Investing with Traders during a Drawdown?

Discussion in 'Professional Trading' started by CPTrader, Oct 2, 2003.

  1. ETs,

    It seems that despite all the renewed emphasis on due-diligence vis-a-viz thoroughly understanding a manager's trading style/strategy and risk management, that investors ultimately base their investment decision solely on most recent historical performance.

    By extension, it seems that investors are constantly chasing the new hot trader/fund and buying trader's equity peaks.

    Is this necessarily wrong, bad or narrow-minded?

    Can one make the objective argument that an investor should be willing to invest in a trader/fund even during a drawdown, even if it is a historical maximum drawdown?

    Given the above, from a trader/fund manager's point of view does it make any sense to bother explaining your strategy to a potential investor when all they really care about is your most recent monthly/daily numbers? I mean why bother with the charade of discussing the strategy- they (investors) either can't understand it, don't want to understand it, or would rather not be bother with it?

    How do you really make a wise investment decision, apart from just looking at historical data?

    Finally, can/should one invest in a trader with a limited or non-existent track record?

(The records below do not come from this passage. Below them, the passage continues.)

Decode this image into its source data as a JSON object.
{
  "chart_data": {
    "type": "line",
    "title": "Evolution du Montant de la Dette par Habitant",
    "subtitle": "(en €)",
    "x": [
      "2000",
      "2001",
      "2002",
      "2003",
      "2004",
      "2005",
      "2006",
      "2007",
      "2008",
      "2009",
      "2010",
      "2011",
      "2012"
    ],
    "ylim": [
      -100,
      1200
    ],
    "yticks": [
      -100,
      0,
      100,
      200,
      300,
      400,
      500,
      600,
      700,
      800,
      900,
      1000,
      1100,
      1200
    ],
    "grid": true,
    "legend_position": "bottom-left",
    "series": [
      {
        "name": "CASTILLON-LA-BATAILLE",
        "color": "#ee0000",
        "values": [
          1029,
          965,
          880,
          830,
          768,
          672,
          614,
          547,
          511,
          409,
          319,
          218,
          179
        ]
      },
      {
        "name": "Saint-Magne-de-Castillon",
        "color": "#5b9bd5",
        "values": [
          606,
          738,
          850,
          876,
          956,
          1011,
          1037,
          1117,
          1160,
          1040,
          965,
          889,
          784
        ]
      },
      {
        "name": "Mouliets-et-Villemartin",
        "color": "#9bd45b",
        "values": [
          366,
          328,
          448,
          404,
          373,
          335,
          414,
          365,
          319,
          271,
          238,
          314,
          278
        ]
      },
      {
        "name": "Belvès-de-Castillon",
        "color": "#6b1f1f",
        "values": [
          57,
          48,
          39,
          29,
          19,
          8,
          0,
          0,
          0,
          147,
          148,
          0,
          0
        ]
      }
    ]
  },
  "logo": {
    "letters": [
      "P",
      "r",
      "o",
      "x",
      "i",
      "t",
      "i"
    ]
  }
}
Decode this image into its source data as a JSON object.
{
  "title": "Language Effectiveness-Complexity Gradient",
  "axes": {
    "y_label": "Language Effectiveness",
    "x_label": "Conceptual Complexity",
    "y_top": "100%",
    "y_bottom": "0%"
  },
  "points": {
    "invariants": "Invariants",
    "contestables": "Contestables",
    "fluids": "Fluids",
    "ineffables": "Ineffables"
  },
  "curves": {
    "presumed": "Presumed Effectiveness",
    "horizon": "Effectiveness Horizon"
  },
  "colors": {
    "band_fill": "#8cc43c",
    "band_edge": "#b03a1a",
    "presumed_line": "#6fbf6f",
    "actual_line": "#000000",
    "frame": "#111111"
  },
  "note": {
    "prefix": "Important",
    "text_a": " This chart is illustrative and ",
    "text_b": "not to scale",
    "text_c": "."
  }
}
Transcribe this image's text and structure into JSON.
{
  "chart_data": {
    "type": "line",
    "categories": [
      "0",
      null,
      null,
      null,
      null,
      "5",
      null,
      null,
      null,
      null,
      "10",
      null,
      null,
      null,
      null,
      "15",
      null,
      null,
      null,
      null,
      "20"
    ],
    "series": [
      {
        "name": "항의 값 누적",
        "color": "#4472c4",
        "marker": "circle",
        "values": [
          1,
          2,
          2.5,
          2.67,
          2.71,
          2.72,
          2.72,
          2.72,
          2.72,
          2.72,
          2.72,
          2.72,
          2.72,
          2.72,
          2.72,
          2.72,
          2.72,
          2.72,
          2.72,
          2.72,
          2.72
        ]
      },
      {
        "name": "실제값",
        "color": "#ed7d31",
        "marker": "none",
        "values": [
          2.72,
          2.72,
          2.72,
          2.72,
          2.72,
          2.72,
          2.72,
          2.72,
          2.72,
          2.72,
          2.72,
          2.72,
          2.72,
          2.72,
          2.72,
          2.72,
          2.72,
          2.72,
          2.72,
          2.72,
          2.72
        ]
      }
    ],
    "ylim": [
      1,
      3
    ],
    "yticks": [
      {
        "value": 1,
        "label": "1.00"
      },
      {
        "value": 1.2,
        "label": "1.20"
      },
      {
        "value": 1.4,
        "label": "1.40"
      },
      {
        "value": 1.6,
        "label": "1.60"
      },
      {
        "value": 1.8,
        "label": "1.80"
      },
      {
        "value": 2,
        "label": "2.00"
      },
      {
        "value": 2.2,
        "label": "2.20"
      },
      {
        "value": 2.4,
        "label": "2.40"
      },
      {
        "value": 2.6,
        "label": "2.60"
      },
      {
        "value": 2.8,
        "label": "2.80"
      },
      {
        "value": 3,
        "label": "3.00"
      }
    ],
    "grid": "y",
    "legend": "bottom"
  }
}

    I am curious as to people's personal experiences in this matter.

  2. Lovelitera

    Lovelitera Guest

    I would definitely invest with a manager who has a stable record and is in a middle of a slump - perhaps because i am a trader.
    It is like buying at a discount.

    I would also invest a smaller sum with a manager without a proven track record if their background warranted it.

    At the same time I would not invest other people's money with the unproven manager because it may leave me open to potential problems.
  3. "Finally, can/should one invest in a trader with a limited or non-existent track record?"

  4. Why not?
  5. because you will probably lose all your money. seems like good enough reason for me.
  6. Rethink your statement and tell me if it still sounds logical. By your reasoning all the great funds with 2, 3 5+ track records should NOT have ever had any investors becuse they too at one point had a limited or non-existent track record.
  7. I think these days most people don't know what's in their fund, maybe even what vehicles are in the fund, or that behind it all there's a trader. Manager's track record?? Fogettaboutit.
  8. Peter I think you were a little too witty for me.. I don't quite understand your point ... care to break it down a little bit more
  9. yes i would say that same rule applys to funds. i would let someone else do the testing. the recent market crash sure should have driven that point home. so many people lost 50-70% of their money to inexperienced fund managers. once your money is gone you dont get to go back for a replay. its up to you to stack the odds in your favor.
  10. Any more thoughts on this folks?